Лучшее произведение Лидгейта лежит в стороне от его аллегорий куртуазной любви, и у нас будет счастливая возможность коснуться его прежде, чем мы завершим эту главу. Но я не могу удержаться, хотя это ненадолго уведет нас в сторону, и напомню читателю, насколько лучше может писать Лидгейт, даже как автор любовной поэмы, чем позволяют предположить его худосочные аллегории. Трудно отыскать у Чосера столь тесное приближение к проникновенному плачу, как в этих полузабытых строках:
Как я стоял совсем один в ту ночь на Новый год, Моля морозную луну, снежинок хоровод,
Замолвить слово за меня пред Дамою моей.
А после, рано поутру, пред небом преклонясь,
Я солнце светлое молил, в его восхода час,
Пойти и то же повторить в венце своих лучей[657].
IV
Небольшая антология любовных поэм малоизвестных и неизвестных авторов, которую в старых изданиях помещали вместе с произведениями Чосера{658}, имеет любопытную судьбу. В истории литературы огромную роль играет случайность. Если бы эти поэмы никогда не соединялись с именем Чосера, если бы они покоились в рукописях до прошлого века и были бы вызволены оттуда для полусонного существования публикацией некоего ученого общества, историки едва ли сегодня обходились бы с ними лучше, чем с известными произведениями Лидгейта и Хоуса. Случайность — или что‑то очень на нее похожее — широко распространила знание о них и таким образом восстановила справедливость, чего не случилось с прочими подобными поэмами этого времени. Поэтому Мильтон не счел ниже своего достоинства позаимствовать фразу из «Цветка учтивости» и причудливое сравнение из «Кукушки и соловья», а Драйден, Вордсворт и Ките перелагали или восхваляли поэмы, несравненно уступающие «Разуму и чувству» или «Дворцу Славы». Предпочтение вторгается даже в текст и в само оформление изданий. Все несовершенства остаются на совести Лидгейта, его издания измараны насмешливыми (и неверными) схолиями, текст обезображен неряшливыми диакритическими знаками; «Цветок и Лист» вычищен «чистейшим редактированием» (по выражению Сейнтсбери) от метрических и грамматических недостатков и отпечатан на чистой странице. При такой косвенной поддержке не удивительно, что поэма опережает во мнении читателей то, что по меньшей мере не уступает ей. Сегодня науке самое время восстановить равновесие. Возможно, не стоит желать, чтобы мы стали меньше восхищаться чосерианцами; но не надо принимать в расчет случайную составляющую их славы, чтобы больше восхищаться некоторыми другими аллегориями. Лучшие из этих обласканных судьбой творений заслуживают доставшейся им популярности, но все собрание — это английский сад в миниатюре, где охотно задержались бы античные влюбленные. В них нет ничего от величайших произведений своего времени, и они мало что обещают будущему.
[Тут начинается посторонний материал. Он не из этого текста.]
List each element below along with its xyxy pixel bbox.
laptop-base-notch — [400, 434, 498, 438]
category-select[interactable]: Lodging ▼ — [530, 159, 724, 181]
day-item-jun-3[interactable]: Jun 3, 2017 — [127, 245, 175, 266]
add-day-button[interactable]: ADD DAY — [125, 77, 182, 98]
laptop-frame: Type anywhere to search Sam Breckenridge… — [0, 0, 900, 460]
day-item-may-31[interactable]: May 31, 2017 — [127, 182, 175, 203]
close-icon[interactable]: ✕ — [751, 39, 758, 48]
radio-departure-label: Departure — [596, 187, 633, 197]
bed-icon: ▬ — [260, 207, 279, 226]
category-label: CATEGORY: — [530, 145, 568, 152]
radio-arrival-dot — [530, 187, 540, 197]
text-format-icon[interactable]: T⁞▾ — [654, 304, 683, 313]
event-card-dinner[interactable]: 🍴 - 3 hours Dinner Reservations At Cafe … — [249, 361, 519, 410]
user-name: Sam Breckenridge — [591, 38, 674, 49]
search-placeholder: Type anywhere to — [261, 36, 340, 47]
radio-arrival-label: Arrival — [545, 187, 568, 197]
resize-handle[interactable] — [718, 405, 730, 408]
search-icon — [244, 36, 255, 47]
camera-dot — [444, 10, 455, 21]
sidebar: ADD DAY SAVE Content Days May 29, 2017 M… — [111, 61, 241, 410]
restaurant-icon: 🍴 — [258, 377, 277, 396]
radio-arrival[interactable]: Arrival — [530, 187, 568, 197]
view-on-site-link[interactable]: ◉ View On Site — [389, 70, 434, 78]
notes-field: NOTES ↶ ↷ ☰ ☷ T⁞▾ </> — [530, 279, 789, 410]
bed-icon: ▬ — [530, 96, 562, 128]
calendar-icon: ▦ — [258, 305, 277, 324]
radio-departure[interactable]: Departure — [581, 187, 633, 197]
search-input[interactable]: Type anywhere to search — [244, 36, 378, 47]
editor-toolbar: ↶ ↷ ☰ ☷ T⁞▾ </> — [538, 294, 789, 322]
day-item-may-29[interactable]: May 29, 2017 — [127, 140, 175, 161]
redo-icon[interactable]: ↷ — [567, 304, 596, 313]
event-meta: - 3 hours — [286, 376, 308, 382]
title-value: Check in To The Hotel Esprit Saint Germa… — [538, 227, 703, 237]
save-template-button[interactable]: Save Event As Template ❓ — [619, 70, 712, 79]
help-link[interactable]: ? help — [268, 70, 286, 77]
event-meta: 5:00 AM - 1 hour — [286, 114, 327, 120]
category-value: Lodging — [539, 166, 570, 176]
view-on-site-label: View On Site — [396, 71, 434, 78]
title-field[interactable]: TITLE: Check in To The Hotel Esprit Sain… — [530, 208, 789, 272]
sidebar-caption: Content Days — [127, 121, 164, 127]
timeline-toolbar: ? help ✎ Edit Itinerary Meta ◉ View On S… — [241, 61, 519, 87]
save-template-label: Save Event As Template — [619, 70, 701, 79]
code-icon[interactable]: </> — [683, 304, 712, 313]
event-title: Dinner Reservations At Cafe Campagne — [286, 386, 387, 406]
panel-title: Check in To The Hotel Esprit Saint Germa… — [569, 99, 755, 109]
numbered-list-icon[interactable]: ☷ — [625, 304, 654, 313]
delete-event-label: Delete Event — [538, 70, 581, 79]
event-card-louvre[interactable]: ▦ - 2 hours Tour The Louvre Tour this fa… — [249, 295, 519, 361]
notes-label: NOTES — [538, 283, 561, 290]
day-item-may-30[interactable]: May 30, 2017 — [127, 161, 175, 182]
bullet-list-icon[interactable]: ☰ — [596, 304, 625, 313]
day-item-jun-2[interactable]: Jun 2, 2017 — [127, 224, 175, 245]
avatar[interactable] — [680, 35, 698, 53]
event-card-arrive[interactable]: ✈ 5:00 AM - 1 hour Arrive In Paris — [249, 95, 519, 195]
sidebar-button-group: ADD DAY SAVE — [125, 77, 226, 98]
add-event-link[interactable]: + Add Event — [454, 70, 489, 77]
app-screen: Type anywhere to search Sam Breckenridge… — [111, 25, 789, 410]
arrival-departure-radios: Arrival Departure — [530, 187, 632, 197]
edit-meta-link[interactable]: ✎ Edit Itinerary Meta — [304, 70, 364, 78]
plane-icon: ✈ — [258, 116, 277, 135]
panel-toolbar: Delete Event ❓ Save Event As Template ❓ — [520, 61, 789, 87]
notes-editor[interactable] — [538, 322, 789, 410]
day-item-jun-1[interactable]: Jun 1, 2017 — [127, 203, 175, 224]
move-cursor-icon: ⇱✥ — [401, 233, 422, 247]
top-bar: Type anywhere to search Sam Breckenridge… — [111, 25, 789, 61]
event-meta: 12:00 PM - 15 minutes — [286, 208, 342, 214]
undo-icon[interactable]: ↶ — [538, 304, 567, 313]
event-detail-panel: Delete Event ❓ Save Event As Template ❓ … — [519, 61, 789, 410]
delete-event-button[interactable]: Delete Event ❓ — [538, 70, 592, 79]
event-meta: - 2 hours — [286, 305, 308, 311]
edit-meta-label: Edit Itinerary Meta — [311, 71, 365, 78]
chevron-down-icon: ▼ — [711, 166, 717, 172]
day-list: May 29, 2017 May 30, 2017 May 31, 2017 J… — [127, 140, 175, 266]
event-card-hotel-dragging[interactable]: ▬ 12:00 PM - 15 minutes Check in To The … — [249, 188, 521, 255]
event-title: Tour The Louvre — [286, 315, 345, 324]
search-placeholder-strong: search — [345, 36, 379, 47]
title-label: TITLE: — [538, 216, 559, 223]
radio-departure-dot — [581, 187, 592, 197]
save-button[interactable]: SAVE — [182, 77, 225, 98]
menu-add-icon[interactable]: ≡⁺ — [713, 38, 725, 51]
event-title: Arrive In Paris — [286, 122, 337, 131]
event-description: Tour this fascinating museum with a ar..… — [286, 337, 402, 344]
«Кукушка и соловей», вероятно, самая ранняя из этих поэм. Это знакомый нам птичий диспут, с необычной системой рифмовки, искусно наполненный сельскими видами и звуками. Очень хорошо изображено весеннее любовное томление,
несущее с собой воспоминанья,
Спокойствие и тихую печаль[659].
Читатель заметит, что точность и удачность последней строки в некотором роде столько же принадлежат прозе, сколько стиху. Это не упрек, поэзия не обязательно хороша, если она чужда всякой иной гармонии, кроме поэтической; однако это показывает, как отличается дарование автора от таланта Чосера. Мы не найдем у него ни достоинств, ни недостатков высокого стиля. Невзирая на воздушную тему, как стилист он остается на земле; он не перенял у Чосера нового богатства и сладости языка, и его строки обычно производят впечатление речи, а не песни.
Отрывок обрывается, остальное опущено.